Kariel foi o primeiro a falar, com sua voz pausada e suave, que raramente se elevava.
– Filho… vocês confiaram à nós o raro recurso que tinham e esperamos retribuir e ajudá-los a reparar este terrível cenário que nos descreveu. Conheço meus companheiros e eles não se furtarão a contribuir como puderem! Não posso falar por Baruk, pois ele ingressou recentemente em nosso meio e não sei se possui outros planos.
– Bah! – gritou o anão de barbas negras longas. – Um anão não foge das demandas! Ofereceria meu machado em serviço, mas aquela magia tirou ele de mim!

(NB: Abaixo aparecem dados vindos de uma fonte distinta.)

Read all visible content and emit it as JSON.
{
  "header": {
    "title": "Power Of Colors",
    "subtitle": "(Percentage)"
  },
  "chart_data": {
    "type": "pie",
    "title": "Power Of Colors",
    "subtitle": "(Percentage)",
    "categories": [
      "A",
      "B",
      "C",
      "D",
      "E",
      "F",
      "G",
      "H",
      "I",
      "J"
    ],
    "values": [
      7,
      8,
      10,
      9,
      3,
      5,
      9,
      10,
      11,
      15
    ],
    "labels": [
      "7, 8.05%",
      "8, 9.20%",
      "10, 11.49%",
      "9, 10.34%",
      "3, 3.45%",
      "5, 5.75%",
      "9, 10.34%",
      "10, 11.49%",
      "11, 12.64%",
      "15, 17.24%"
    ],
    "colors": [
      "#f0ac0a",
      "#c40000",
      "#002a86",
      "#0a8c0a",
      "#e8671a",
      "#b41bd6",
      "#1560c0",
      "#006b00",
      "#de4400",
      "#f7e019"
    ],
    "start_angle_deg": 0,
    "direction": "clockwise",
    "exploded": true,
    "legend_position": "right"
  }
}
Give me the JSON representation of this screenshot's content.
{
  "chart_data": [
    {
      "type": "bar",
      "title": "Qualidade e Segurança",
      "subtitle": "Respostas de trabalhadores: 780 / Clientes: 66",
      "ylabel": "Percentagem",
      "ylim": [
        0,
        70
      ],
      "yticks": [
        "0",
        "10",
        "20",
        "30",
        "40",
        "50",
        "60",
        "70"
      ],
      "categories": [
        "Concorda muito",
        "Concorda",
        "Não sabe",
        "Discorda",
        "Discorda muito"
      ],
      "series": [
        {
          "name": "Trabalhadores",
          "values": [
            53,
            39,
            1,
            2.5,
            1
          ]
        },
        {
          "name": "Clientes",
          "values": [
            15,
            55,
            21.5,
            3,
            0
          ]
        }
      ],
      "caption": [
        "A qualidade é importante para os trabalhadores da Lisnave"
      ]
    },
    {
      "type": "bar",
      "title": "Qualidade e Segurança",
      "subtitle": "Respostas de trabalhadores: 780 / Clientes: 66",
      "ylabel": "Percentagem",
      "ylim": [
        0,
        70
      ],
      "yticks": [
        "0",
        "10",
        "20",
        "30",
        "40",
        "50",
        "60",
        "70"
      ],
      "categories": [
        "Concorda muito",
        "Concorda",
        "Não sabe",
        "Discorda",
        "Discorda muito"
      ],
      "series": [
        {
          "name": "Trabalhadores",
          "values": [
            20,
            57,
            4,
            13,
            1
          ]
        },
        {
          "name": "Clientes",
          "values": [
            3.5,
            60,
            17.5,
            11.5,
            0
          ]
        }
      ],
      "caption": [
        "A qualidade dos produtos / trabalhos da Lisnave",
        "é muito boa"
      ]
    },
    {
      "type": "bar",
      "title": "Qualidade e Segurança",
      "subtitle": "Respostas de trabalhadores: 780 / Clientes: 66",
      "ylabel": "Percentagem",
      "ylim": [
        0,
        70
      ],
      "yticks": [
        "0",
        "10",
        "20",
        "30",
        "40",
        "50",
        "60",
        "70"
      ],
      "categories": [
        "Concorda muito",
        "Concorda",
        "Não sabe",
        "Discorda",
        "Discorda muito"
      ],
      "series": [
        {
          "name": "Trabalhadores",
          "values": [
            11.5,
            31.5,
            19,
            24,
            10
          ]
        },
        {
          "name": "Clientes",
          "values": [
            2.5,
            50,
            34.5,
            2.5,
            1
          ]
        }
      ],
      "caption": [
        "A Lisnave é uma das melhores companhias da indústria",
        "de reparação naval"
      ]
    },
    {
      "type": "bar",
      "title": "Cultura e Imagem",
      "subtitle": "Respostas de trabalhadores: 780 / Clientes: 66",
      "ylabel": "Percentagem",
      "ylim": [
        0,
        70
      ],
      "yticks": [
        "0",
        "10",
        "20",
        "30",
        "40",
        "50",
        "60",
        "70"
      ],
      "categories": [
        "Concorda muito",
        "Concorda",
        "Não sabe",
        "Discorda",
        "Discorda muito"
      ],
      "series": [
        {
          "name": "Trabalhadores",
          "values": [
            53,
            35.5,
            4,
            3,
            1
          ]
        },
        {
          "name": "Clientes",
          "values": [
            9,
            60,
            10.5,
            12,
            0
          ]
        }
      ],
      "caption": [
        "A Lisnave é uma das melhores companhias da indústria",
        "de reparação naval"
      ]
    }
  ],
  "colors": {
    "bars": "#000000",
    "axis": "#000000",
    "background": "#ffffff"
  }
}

Zender e seus companheiros sorriram. O meio-elfo disse em seguida.
– Não esperava diferente! Obrigado, meus amigos! Amanhã nos reuniremos para conversar sobre a missão que planejamos, mas por hoje, descansem. Temos javali assado e vinho. Estamos comemorando os primeiros momentos do ano de 1.403, o Ano da Harpa Escondida! Esperamos que este, finalmente, seja o ano de nossa libertação!
Contínua no Capítulo 3 – O Monte da Adaga.
[1] Nome da Lua do planeta Toril e também da Deusa da luz, da lua, estrelas, navegação e dos andarilhos.
[2] Cômputo dos Vales – Calendário mais comum, cujo ano zero coincide com o erguimento da Pedra do Acordo em Cormanthor, marcando o fim das hostilidades entre elfos e humanos na região.